The movement is strong, purposeful, buoyant and fluent, with comfortable reach in front and rear.
When describing the movement of the Boerboel, the above sentence is the crux of the breed’s movement. A dog can move in a way that is exactly conforming to the following points below, but if he does not have that powerful, buoyant, almost floating, effortless movement of a Boerboel, then he should be rigorously scrutineered.
The rest of these points below, about movement, describe the finer points to perfect movement and although important, are not as important as this first point.

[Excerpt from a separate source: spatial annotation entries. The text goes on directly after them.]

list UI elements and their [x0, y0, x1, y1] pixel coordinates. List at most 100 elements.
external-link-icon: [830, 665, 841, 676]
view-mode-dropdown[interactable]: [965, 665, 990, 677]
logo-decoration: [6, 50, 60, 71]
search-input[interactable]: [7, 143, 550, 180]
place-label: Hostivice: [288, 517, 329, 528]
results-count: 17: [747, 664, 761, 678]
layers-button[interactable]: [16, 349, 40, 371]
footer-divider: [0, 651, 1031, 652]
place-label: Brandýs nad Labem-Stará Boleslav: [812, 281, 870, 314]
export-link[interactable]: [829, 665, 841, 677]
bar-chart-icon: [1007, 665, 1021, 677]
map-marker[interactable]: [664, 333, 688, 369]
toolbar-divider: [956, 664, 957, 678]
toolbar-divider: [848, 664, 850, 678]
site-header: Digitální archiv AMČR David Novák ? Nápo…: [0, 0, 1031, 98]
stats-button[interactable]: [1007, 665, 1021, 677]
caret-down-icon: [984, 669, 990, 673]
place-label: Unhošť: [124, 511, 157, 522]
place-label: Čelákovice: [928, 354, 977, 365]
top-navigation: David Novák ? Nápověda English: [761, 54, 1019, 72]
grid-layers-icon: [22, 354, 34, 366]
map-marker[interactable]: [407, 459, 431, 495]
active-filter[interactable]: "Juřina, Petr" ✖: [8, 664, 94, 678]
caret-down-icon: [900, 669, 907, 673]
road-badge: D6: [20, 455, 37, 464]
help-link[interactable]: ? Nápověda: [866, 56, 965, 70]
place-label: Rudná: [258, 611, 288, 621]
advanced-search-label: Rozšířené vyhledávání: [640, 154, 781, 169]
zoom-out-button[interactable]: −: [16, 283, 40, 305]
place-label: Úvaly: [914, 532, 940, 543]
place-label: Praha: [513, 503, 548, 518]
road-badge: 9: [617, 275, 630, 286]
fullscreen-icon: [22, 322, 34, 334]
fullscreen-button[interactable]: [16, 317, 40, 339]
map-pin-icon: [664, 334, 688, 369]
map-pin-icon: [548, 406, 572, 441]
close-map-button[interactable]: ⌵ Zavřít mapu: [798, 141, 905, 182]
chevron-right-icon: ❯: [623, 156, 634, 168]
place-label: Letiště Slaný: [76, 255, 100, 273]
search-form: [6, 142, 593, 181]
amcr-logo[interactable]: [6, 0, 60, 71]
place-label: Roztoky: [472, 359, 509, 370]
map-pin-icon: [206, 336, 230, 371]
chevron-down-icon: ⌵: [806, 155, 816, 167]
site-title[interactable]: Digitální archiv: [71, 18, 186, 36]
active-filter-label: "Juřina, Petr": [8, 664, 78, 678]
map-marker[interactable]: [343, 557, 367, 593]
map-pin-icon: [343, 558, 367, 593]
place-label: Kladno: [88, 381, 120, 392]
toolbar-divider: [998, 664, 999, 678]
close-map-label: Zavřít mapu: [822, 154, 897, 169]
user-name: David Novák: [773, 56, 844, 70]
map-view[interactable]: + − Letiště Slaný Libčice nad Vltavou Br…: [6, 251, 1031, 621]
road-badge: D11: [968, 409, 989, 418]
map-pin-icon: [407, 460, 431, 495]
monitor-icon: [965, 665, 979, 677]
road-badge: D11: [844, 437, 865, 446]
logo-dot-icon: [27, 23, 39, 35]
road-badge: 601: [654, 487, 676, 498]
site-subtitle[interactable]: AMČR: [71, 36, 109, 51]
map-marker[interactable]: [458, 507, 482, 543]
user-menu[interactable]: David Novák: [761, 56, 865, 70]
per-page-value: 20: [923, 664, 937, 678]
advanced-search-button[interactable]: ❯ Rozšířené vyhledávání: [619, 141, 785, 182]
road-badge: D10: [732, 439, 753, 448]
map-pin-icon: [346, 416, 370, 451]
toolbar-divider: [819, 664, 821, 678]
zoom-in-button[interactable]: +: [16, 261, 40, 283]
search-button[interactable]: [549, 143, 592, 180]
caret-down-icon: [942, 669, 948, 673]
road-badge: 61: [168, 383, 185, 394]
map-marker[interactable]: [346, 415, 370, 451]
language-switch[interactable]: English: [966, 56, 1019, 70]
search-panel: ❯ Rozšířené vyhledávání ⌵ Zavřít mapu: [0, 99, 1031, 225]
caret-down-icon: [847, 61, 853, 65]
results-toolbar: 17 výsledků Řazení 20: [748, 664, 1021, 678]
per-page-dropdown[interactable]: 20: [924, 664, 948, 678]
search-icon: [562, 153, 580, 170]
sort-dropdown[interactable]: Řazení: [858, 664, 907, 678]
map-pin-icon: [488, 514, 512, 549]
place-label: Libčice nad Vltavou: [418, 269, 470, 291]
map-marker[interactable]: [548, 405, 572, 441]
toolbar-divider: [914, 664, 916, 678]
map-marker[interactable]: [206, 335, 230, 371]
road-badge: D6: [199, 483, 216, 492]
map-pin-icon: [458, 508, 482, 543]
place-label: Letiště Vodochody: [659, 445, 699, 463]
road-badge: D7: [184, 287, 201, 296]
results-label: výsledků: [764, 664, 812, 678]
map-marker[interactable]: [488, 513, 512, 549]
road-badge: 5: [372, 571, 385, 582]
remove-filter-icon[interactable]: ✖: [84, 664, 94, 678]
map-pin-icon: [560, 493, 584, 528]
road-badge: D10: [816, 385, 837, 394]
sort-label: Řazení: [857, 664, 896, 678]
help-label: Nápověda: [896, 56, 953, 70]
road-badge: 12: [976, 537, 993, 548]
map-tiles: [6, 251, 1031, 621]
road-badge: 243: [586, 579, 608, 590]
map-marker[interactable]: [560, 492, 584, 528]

This picture shows a solid topline, and good reach and drive from both the front and rear quarters. Good reach and drive from the front end of this dog show the importance of having good shoulder construction. Also, if you find his centre of gravity, you will discover that it is just behind his shoulders and therefore most of his weight is on his front legs. This is just another reason why dogs need the desired, powerful shoulder construction.
The legs and body should move in line front to rear. The feet moves closer to a centre line as speed increases, forming a V shape in the observers mind.
A dog with correct construction will do this as he increases speed. A dog like a Bullterrier, who is stiff in the shoulder area, will increase speed, and his front legs will stay relatively parallel. This creates stilted movement, not the fluent movement we are after for the Boerboel.
Whilst converging towards the center line of travel, the legs should never cross.
Dogs that lack width in the chest are more susceptible to the legs crossing when moving, than dogs with a chest that is the correct width.
At all gaits the top line is firm and strong, without swaying, or dipping in the middle, and without excess body roll.
Looking at a dog’s topline is a good indication of his over-all construction, when standing still, and more so when the dog begins to move. When trotting, the topline needs to stay stiff, with the moving parts only being in the shoulders and legs. When running or sprinting, the topline should be bending at the loin area, but still maintain a strong, firm look to it. Dogs who have sway in their spine when walking, or their topline flexes like a wobble board when trotting, do not have correct Boerboel movement and may have other underlying problems.
Weak, unsound or plodding movement should not be tolerated.
This is the exact opposite to how a Boerboel should move. Without mincing words, dogs with really bad movement should be culled from breeding programs. So when it says, “Should not be tolerated,” this simply means the dog should be disqualified when being appraised.
Dogs who move poorly will have many structural faults which will be the cause of their poor movement. Poor movement is the gauge for any extremes. If a dog is large and has poor movement, it should be disqualified. If a dog is overly muscular and the muscle effects the movement, then the dog should be disqualified.